1. ## Square equation problem

Hello
I have equation:
Code:
x^2 - px + q = 0
Equation has 2 solutions. p and q are integer and positive. How many different p and q exsist if both solutions are less then 5 (x1,x2<5).

2. Originally Posted by matt12345
Hello
I have equation:
Code:
x^2 - px + q = 0
Equation has 2 solutions. p and q are integer and positive. How many different p and q exsist if both solutions are less then 5 (x1,x2<5).
I do not understand this (x1,x2<5).
Could you explain what that means in this situation?

Since p & q are integers, x must be greater than zero, and an integer.
Code:

x  p  q
1  1  0
1  2  1
1  3  2
1  4  3
2  2  0
2  3  2
2  4  4
3  4  3
That's eight solutions.
If you removed x=1, p=1, q=0 and x=2, p=2, q=0, you would still have 6 solutions.

Could you explain the restrictions so that only 2 work?

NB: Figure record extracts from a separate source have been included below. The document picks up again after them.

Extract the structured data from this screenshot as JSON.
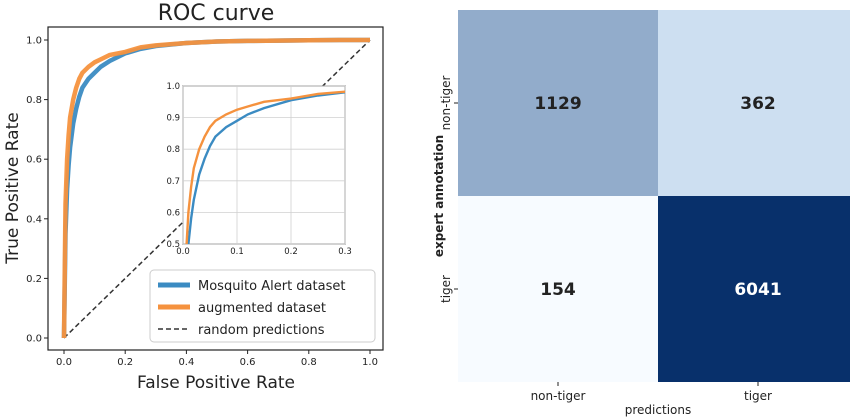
{
  "chart_data": [
    {
      "type": "line",
      "title": "ROC curve",
      "xlabel": "False Positive Rate",
      "ylabel": "True Positive Rate",
      "xlim": [
        0,
        1
      ],
      "ylim": [
        0,
        1
      ],
      "xticks": [
        "0.0",
        "0.2",
        "0.4",
        "0.6",
        "0.8",
        "1.0"
      ],
      "yticks": [
        "0.0",
        "0.2",
        "0.4",
        "0.6",
        "0.8",
        "1.0"
      ],
      "grid": false,
      "legend_position": "bottom-right",
      "series": [
        {
          "name": "Mosquito Alert dataset",
          "color": "#3b8bc2",
          "x": [
            0,
            0.005,
            0.01,
            0.015,
            0.02,
            0.03,
            0.04,
            0.05,
            0.06,
            0.08,
            0.1,
            0.12,
            0.15,
            0.2,
            0.25,
            0.3,
            0.4,
            0.5,
            0.6,
            0.7,
            0.8,
            0.9,
            1.0
          ],
          "y": [
            0,
            0.35,
            0.5,
            0.58,
            0.64,
            0.72,
            0.77,
            0.81,
            0.84,
            0.87,
            0.89,
            0.91,
            0.93,
            0.955,
            0.97,
            0.98,
            0.99,
            0.995,
            0.997,
            0.998,
            0.999,
            1.0,
            1.0
          ]
        },
        {
          "name": "augmented dataset",
          "color": "#f5923e",
          "x": [
            0,
            0.005,
            0.01,
            0.015,
            0.02,
            0.03,
            0.04,
            0.05,
            0.06,
            0.08,
            0.1,
            0.12,
            0.15,
            0.2,
            0.25,
            0.3,
            0.4,
            0.5,
            0.6,
            0.7,
            0.8,
            0.9,
            1.0
          ],
          "y": [
            0,
            0.45,
            0.6,
            0.68,
            0.74,
            0.8,
            0.84,
            0.87,
            0.89,
            0.91,
            0.925,
            0.935,
            0.95,
            0.96,
            0.975,
            0.982,
            0.99,
            0.995,
            0.997,
            0.998,
            0.999,
            1.0,
            1.0
          ]
        },
        {
          "name": "random predictions",
          "color": "#333333",
          "dashed": true,
          "x": [
            0,
            1
          ],
          "y": [
            0,
            1
          ]
        }
      ],
      "inset": {
        "xlim": [
          0,
          0.3
        ],
        "ylim": [
          0.5,
          1.0
        ],
        "xticks": [
          "0.0",
          "0.1",
          "0.2",
          "0.3"
        ],
        "yticks": [
          "0.5",
          "0.6",
          "0.7",
          "0.8",
          "0.9",
          "1.0"
        ],
        "grid": true
      }
    },
    {
      "type": "heatmap",
      "xlabel": "predictions",
      "ylabel": "expert annotation",
      "x_categories": [
        "non-tiger",
        "tiger"
      ],
      "y_categories": [
        "non-tiger",
        "tiger"
      ],
      "values": [
        [
          1129,
          362
        ],
        [
          154,
          6041
        ]
      ],
      "colormap": "Blues",
      "colors": {
        "low": "#f7fbff",
        "high": "#08306b"
      }
    }
  ]
}
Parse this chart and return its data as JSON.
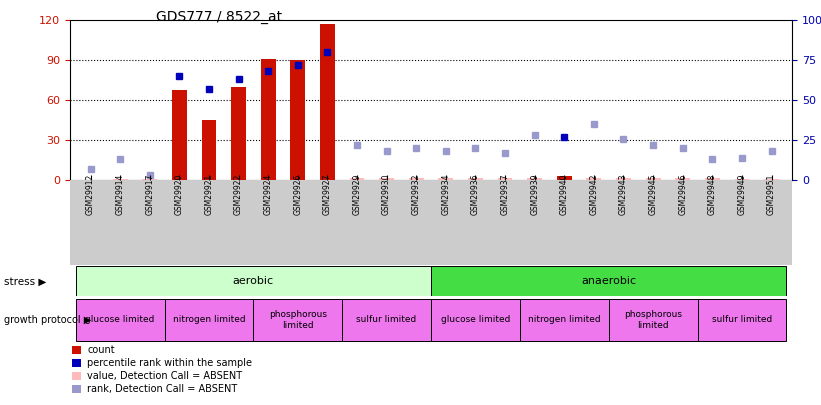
{
  "title": "GDS777 / 8522_at",
  "samples": [
    "GSM29912",
    "GSM29914",
    "GSM29917",
    "GSM29920",
    "GSM29921",
    "GSM29922",
    "GSM29924",
    "GSM29926",
    "GSM29927",
    "GSM29929",
    "GSM29930",
    "GSM29932",
    "GSM29934",
    "GSM29936",
    "GSM29937",
    "GSM29939",
    "GSM29940",
    "GSM29942",
    "GSM29943",
    "GSM29945",
    "GSM29946",
    "GSM29948",
    "GSM29949",
    "GSM29951"
  ],
  "count_values_present": [
    0,
    0,
    0,
    68,
    45,
    70,
    91,
    90,
    117,
    0,
    0,
    0,
    0,
    0,
    0,
    0,
    3,
    0,
    0,
    0,
    0,
    0,
    0,
    0
  ],
  "count_values_absent": [
    0,
    1,
    1,
    0,
    0,
    0,
    0,
    0,
    0,
    2,
    2,
    2,
    2,
    2,
    2,
    2,
    0,
    2,
    2,
    2,
    2,
    2,
    1,
    1
  ],
  "rank_values": [
    7,
    13,
    3,
    65,
    57,
    63,
    68,
    72,
    80,
    22,
    18,
    20,
    18,
    20,
    17,
    28,
    27,
    35,
    26,
    22,
    20,
    13,
    14,
    18
  ],
  "rank_absent": [
    true,
    true,
    true,
    false,
    false,
    false,
    false,
    false,
    false,
    true,
    true,
    true,
    true,
    true,
    true,
    true,
    false,
    true,
    true,
    true,
    true,
    true,
    true,
    true
  ],
  "stress_groups": [
    {
      "label": "aerobic",
      "start": 0,
      "end": 11,
      "color": "#ccffcc"
    },
    {
      "label": "anaerobic",
      "start": 12,
      "end": 23,
      "color": "#44dd44"
    }
  ],
  "growth_groups": [
    {
      "label": "glucose limited",
      "start": 0,
      "end": 2,
      "color": "#ee77ee"
    },
    {
      "label": "nitrogen limited",
      "start": 3,
      "end": 5,
      "color": "#ee77ee"
    },
    {
      "label": "phosphorous\nlimited",
      "start": 6,
      "end": 8,
      "color": "#ee77ee"
    },
    {
      "label": "sulfur limited",
      "start": 9,
      "end": 11,
      "color": "#ee77ee"
    },
    {
      "label": "glucose limited",
      "start": 12,
      "end": 14,
      "color": "#ee77ee"
    },
    {
      "label": "nitrogen limited",
      "start": 15,
      "end": 17,
      "color": "#ee77ee"
    },
    {
      "label": "phosphorous\nlimited",
      "start": 18,
      "end": 20,
      "color": "#ee77ee"
    },
    {
      "label": "sulfur limited",
      "start": 21,
      "end": 23,
      "color": "#ee77ee"
    }
  ],
  "ylim_left": [
    0,
    120
  ],
  "ylim_right": [
    0,
    100
  ],
  "yticks_left": [
    0,
    30,
    60,
    90,
    120
  ],
  "yticks_right": [
    0,
    25,
    50,
    75,
    100
  ],
  "yticklabels_right": [
    "0",
    "25",
    "50",
    "75",
    "100%"
  ],
  "bar_color_present": "#cc1100",
  "bar_color_absent": "#ffbbbb",
  "rank_color_present": "#0000bb",
  "rank_color_absent": "#9999cc",
  "left_tick_color": "#cc1100",
  "right_tick_color": "#0000aa",
  "xtick_bg_color": "#cccccc"
}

3. Originally Posted by matt12345
Hello
I have equation:
Code:
x^2 - px + q = 0
Equation has 2 roots. p and q are integer and positive. How many different p and q exsist if both roots are less then 5 (x1,x2<5).
x1 and x2 are roots
Root (mathematics) - Wikipedia, the free encyclopedia

Sorry for my English

4. ref

5. Condition 1:

Since roots are real and distinct:

$\displaystyle Discriminant>0$

$\displaystyle p^2-4q>0$

$\displaystyle 4q<p^2$................................(1)

Condition 2:

Since both roots are less than $\displaystyle 5$,the sum of the roots will be less than $\displaystyle 10$.

$\displaystyle p<10$

Condition 3:
Let $\displaystyle f(x)=x^2-px+q$

$\displaystyle f(5)>0$

$\displaystyle 25-5p+q>0$

From conditions 1,2 and 3 we can see that $\displaystyle 0<p<10$ and $\displaystyle 0<q<25$,where p and q are integers

I hope this helps.

6. THX

Why and what does this give? Why q<25 ?
What will be the resualt?

7. Since $\displaystyle x_{1}$ and $\displaystyle x_{2}$ are roots of $\displaystyle f(x)=0$,so $\displaystyle (x-x_{1})$ and $\displaystyle (x-x_{2})$ are factors of f(x)=0

$\displaystyle f(x)=x^2-px+q=(x-x_{1})(x-x_{2})$

Since both the roots are less than $\displaystyle 5$,clearly both $\displaystyle (5-x_{1})$ and $\displaystyle (5-x_{2})$ are positive.Thus

$\displaystyle f(5)=5^2-p(5)+q=(5-x_{1})(5-x_{2})>0$

Since $\displaystyle 4q<p^2$

$\displaystyle 0<p<10$

$\displaystyle \therefore 4q<p^2<100$

due to which $\displaystyle 0<q<25$

Now these values of $\displaystyle p$ and $\displaystyle q$ must also satisfy the condition $\displaystyle f(5)>0$

$\displaystyle 5p<25+q<25+25$

$\displaystyle p<10$.

Thus the values $\displaystyle 0<p<10$ and $\displaystyle 0<q<25$ also satisfy the condition $\displaystyle f(5)>0$

8. Thx
But I don't know how many p&q satisfy the condition x^2 - px + q = 0 ?
For exaple in this reason result is 16 (I have written program in c++ and check a lot of p & q, if condition was satisfied r++ and r was a resault).
How can I get that?

9. I do not understand your querry